If a local disk on a physical machine that hosts an Elastic Compute Service (ECS) instance is damaged, the instance remains on the physical machine after the local disk is isolated. This topic describes how to isolate damaged local disks in the ECS console. The procedure described in this topic can be performed only to handle the local disk-related system events of ECS instances.

Background information

System events for isolation of damaged local disks include the Disk:ErrorDetected, SystemMaintenance.IsolateErrorDisk, SystemMaintenance.RebootAndIsolateErrorDisk, SystemMaintenance.ReInitErrorDisk, and SystemMaintenance.RebootAndReInitErrorDisk events. The Disk:ErrorDetected event is triggered when a damage alert is generated for a local disk. The SystemMaintenance.IsolateErrorDisk event is triggered when a damaged local disk needs to be isolated due to system maintenance. The SystemMaintenance.RebootAndIsolateErrorDisk event is triggered when an instance needs to be restarted and a damaged local disk used by the instance needs to isolated due to system maintenance. The SystemMaintenance.ReInitErrorDisk event is triggered when a damaged local disk needs to be re-initialized due to system maintenance.

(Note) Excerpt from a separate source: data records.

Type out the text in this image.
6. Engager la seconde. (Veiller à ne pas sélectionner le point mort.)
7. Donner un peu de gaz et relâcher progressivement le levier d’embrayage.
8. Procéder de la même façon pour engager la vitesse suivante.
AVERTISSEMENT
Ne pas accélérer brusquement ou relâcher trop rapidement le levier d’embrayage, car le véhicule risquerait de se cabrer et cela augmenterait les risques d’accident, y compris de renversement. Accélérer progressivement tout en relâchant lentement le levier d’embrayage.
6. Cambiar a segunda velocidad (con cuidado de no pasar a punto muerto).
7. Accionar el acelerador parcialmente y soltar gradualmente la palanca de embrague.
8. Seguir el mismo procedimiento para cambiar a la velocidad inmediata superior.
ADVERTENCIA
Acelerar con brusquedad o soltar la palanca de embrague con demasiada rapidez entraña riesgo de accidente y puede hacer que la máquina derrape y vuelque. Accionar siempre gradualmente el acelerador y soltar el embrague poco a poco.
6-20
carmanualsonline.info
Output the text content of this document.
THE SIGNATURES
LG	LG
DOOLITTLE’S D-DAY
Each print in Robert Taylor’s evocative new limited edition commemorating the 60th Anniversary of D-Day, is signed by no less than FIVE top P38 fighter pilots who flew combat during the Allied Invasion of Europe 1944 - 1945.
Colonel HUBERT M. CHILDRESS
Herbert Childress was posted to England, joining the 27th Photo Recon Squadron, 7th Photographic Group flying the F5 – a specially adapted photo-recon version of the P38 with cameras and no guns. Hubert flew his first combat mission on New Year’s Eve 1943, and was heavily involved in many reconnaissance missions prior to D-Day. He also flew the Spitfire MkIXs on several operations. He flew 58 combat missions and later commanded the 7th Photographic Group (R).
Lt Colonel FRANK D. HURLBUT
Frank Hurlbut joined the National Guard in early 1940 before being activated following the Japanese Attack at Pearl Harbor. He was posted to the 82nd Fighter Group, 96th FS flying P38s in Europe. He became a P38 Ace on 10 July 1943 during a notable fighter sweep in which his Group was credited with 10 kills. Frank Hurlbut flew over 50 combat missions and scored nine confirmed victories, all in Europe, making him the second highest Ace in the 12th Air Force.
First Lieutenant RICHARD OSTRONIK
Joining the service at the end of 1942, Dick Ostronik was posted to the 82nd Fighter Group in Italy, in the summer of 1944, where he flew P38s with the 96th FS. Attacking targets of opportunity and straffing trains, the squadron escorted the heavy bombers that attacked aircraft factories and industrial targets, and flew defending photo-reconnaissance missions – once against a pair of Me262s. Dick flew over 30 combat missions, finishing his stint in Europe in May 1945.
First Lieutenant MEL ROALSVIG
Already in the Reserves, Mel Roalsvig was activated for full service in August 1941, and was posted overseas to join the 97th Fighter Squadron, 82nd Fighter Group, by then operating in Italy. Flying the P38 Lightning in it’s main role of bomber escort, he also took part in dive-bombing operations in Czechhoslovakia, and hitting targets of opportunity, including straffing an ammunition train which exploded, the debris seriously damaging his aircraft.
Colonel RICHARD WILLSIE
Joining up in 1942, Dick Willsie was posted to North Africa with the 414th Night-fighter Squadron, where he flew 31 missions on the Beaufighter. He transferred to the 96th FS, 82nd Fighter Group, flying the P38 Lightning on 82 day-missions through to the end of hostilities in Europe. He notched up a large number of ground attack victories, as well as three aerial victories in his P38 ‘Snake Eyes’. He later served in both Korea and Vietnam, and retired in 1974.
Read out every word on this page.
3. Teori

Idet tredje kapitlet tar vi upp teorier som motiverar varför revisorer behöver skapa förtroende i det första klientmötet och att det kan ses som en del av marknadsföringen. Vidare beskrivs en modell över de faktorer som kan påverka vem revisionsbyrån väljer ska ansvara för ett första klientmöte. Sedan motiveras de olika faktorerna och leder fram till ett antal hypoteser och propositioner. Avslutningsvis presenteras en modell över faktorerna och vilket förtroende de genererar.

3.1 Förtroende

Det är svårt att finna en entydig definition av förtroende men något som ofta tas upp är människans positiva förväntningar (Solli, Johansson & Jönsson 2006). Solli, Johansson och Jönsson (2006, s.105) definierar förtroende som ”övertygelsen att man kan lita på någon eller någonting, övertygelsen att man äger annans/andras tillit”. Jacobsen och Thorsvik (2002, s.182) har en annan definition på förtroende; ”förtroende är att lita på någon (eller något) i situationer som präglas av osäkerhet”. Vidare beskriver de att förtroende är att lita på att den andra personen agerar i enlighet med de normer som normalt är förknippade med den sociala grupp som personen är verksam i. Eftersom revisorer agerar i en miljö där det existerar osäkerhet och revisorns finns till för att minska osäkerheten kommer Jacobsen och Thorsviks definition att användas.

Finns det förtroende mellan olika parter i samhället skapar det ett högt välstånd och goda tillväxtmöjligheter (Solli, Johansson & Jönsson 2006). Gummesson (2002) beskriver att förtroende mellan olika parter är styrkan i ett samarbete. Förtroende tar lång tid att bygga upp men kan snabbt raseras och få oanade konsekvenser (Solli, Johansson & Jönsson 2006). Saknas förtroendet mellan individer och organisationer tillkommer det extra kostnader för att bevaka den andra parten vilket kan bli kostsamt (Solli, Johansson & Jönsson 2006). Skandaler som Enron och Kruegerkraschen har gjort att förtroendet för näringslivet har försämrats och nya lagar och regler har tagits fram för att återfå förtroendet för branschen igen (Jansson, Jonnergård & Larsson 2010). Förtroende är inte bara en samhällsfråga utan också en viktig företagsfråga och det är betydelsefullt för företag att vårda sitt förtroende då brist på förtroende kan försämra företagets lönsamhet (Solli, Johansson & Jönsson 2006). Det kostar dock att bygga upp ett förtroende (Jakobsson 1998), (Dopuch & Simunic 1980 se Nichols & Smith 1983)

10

The SystemMaintenance.RebootAndReInitErrorDisk event is triggered when an instance needs to be restarted and a damaged local disk used by the instance needs to be re-initialized due to system maintenance. Only damaged local disks used by instances of big data instance types can be isolated. For more information, see O&M scenarios and system events for instances equipped with local disks.

Procedure

  1. Log on to the ECS console.
  2. In the left-side navigation pane, click Events.
  3. In the left-side navigation pane of the Events page, click Local Disk-based Instance Events.
  4. On the Local Disk-based Instance Events page, click the Local Disk Damaged Events tab.
  5. Find the instance whose damaged local disk event you want to handle, and click Repair in the Actions column.
  6. In the Configurations Modification step, modify the configuration file of the instance. Then, click Next.
    Configurations ModificationFor some Linux instances, if the Configurations Modification step is displayed, follow the on-screen instructions to perform the following operations. In this topic, a damaged local disk named /dev/vdd is used.
    1. Connect to the ECS instance. For more information, see Connection methods .
    2. Optional:Isolate the read and write operations of the local disk at the application layer.
    3. If the instance is a Linux instance, add the nofail parameter to the /etc/fstab configuration file of the instance for the local disk.
      /dev/vdd /mnt/vdd ext4 defaults,barrier=0,nofail 0 0
      ParameterDescription
      /dev/vddThe device name of the local disk, which is the Device value returned by the DescribeInstanceHistoryEvents operation.
      /mnt/vddThe mount point of the local disk, which can be queried by using the mount | grep "/dev/vdd" command.
      ext4The file system type of the local disk, which can be queried by using the blkid /dev/vdd command.
      barrier=0The mount option used to disable barriers in the file system.
      nofailIndicates that the booting sequence of the ECS instance is not interrupted even if the local disk specified in the file system does not exist.
    4. Unmount the local disk.
      umount /dev/vdd
      Important If you do not unmount the local disk, the device name of the local disk will change after the local disk is isolated and repaired. In this case, applications may read from or write to another disk.
  7. In the Damaged Disk Isolation step, click OK.
    Refresh the page if the next step is not displayed.
  8. Optional:In the Instance Restart step, click Restart.
    If the Instance Restart step is displayed, click Restart to restart the instance.
    Note After the instance is restarted, the isolated damaged local disk is temporarily converted to a 1 MiB dummy hard disk to facilitate subsequent operations. At the application layer, you must continuously isolate read and write operations on the damaged local disk and configure the nofail parameter in the /etc/fstab file.
  9. After the instance is restarted, click OK in the New Disk Inserting step.
    Wait for Alibaba Cloud to replace the damaged local disk on the physical machine that hosts the instance. Typically, five business days are required to replace a damaged local disk. After the local disk is replaced, you receive an event that requires you to restore the disk.
  10. After you receive the event, click Restore in the Disk Restoration step.
    Refresh the page if the next step is not displayed.
  11. Optional:In the Instance Restart step, click Restart.
    If the Instance Restart step is displayed, click Restart to restart the instance.
  12. After the instance is restarted, click Complete in the Complete step.

Result

A few minutes after the damaged local disk is replaced, the local disk damaged event disappears.

What to do next

After the damaged disk is isolated, check the status of the instance and local disk. The replaced local disk is restored to its original capacity, and you can reformat data disks. For more information, see Initialize a data disk up to 2 TiB in size on a Windows instance or Initialize a data disk whose size does not exceed 2 TiB on a Linux instance.